Not everyone welcomes the agency’s overtures. At the community center in Majdal Krum, a JAFI plaque was hung inside because of fears that it might be stolen or defaced if left outside.

At a gathering in the center’s auditorium, Mayor Ahmed Dabah thanked JAFI for its support.

“This is what should be happening. All of Israel’s citizens need to feel that we are treated the same way, and then the tensions will disappear,” he said.

Not every one in the Jewish Agency is pleased with the idea that money raised by Diaspora Jews will go to Israel’s non-Jewish communities.

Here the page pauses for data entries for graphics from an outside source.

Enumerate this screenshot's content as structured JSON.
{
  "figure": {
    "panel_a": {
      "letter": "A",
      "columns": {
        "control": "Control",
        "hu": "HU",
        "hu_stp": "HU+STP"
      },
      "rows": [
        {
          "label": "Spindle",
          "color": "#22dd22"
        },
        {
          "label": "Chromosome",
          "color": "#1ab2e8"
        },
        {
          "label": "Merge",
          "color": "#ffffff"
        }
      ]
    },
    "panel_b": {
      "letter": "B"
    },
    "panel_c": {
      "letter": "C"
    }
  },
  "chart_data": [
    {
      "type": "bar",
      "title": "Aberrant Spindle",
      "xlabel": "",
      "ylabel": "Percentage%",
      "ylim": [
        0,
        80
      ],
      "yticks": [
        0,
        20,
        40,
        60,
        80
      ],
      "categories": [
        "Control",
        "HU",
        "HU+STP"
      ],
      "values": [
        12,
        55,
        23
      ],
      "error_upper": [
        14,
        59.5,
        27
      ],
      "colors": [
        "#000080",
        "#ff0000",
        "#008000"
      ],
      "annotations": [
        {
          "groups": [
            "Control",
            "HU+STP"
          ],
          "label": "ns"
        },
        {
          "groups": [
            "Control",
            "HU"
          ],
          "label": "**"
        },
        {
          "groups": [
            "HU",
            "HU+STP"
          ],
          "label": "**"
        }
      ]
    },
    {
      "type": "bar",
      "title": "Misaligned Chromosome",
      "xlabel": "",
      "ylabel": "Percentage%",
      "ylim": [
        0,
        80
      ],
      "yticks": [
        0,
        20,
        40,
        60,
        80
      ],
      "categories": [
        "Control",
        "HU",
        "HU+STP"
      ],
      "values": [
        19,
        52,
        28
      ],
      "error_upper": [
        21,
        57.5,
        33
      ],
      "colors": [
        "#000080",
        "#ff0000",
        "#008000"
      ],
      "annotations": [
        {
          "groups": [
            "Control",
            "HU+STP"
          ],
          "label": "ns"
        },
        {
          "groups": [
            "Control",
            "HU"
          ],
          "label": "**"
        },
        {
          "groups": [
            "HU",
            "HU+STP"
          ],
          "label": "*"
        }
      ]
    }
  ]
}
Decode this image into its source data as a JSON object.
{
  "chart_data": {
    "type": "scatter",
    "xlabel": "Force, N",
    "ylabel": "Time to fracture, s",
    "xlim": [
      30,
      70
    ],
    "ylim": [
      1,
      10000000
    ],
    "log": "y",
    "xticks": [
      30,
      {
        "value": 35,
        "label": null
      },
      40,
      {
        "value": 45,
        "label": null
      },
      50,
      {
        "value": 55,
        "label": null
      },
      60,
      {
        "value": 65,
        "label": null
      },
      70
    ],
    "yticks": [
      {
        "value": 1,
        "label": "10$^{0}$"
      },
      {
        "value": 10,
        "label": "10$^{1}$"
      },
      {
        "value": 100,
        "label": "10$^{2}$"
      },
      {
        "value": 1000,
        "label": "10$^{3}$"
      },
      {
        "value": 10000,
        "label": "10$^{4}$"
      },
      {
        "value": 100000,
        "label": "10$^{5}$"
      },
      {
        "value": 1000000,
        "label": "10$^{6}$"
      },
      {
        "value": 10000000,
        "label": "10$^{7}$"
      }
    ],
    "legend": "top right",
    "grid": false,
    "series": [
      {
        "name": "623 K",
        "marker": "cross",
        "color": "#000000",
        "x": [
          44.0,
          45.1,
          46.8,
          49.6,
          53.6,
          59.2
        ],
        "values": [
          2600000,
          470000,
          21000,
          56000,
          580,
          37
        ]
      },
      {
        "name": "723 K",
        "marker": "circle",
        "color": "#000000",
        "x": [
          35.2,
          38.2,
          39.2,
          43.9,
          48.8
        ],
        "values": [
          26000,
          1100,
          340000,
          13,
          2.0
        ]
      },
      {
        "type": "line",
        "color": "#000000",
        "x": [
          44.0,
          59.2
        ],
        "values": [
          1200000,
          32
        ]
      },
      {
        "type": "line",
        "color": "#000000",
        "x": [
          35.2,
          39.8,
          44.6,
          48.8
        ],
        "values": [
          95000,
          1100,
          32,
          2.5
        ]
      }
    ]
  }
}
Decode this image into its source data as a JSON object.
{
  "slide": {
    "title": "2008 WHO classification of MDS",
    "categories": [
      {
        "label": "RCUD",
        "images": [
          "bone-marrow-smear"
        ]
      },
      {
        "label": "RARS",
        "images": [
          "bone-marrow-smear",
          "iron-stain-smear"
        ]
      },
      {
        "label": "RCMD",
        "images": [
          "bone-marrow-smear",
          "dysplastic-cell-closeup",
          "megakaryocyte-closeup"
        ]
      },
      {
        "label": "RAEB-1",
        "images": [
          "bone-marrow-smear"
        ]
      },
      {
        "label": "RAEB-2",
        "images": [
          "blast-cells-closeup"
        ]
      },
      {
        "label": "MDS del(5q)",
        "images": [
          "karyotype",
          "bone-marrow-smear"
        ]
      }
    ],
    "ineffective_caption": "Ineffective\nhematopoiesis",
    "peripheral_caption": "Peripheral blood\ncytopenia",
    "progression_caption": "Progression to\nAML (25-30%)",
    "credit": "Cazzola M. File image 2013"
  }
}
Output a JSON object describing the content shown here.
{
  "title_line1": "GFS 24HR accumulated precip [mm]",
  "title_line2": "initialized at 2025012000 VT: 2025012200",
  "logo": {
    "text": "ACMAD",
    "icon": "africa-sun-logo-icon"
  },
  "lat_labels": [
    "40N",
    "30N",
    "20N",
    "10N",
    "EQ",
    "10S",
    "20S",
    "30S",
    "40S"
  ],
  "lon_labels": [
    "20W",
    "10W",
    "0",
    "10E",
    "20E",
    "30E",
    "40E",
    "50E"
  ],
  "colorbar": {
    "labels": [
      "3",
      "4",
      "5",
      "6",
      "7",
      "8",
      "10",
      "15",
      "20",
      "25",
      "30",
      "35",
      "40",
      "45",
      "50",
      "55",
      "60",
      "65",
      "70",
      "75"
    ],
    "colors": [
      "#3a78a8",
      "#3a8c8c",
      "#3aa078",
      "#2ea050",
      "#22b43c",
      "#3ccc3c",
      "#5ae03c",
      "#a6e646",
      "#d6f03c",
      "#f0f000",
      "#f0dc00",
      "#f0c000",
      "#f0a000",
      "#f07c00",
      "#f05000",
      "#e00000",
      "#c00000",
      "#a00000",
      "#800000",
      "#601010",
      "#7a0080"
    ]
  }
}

“I think the Jewish Agency — in contrast to the Israeli government, which is obligated to all of its citizens — has a job to focus on the Jewish citizens of Israel,” said Danny Dannon, chairman of World Likud and a member of the agency’s board of governors. “If I were a Jew in Boca Raton, Fla., and gave $100 to my local federation, I would want to know it was helping the Jewish enterprise in Israel.”

In an interview with JTA, Bielski said the agency is determined to reduce the social gaps in Israeli society. Israel’s Arab population, which makes up nearly 20 percent of the country, is among the worst-off socioeconomic groups.

Faris Sarhan, an unemployed 31-year-old cook who has been volunteering for months at the Majdal Krum center, said he welcomed JAFI’s involvement.

“It was really difficult getting by without any equipment,” he said.

Sarhan hopes that one day soon he’ll be paid for the meals he provides to the center and the work he does with youth — but so far there are no salaries for center staff.

“Without donations, we have no funds coming in,” said Kadah Malwa, 21, who also works at the center without a salary.

Sammy Bahar, JAFI’s director for northern Israel, said he sees the agency’s work in minority communities as something that’s just beginning to take form.

“We need to deal with things with a lot of sensitivity. It’s a different type of work here,” he said while standing at the entrance to Deir el-Asad. “We’re entering a long and interesting process that I hope will change things.”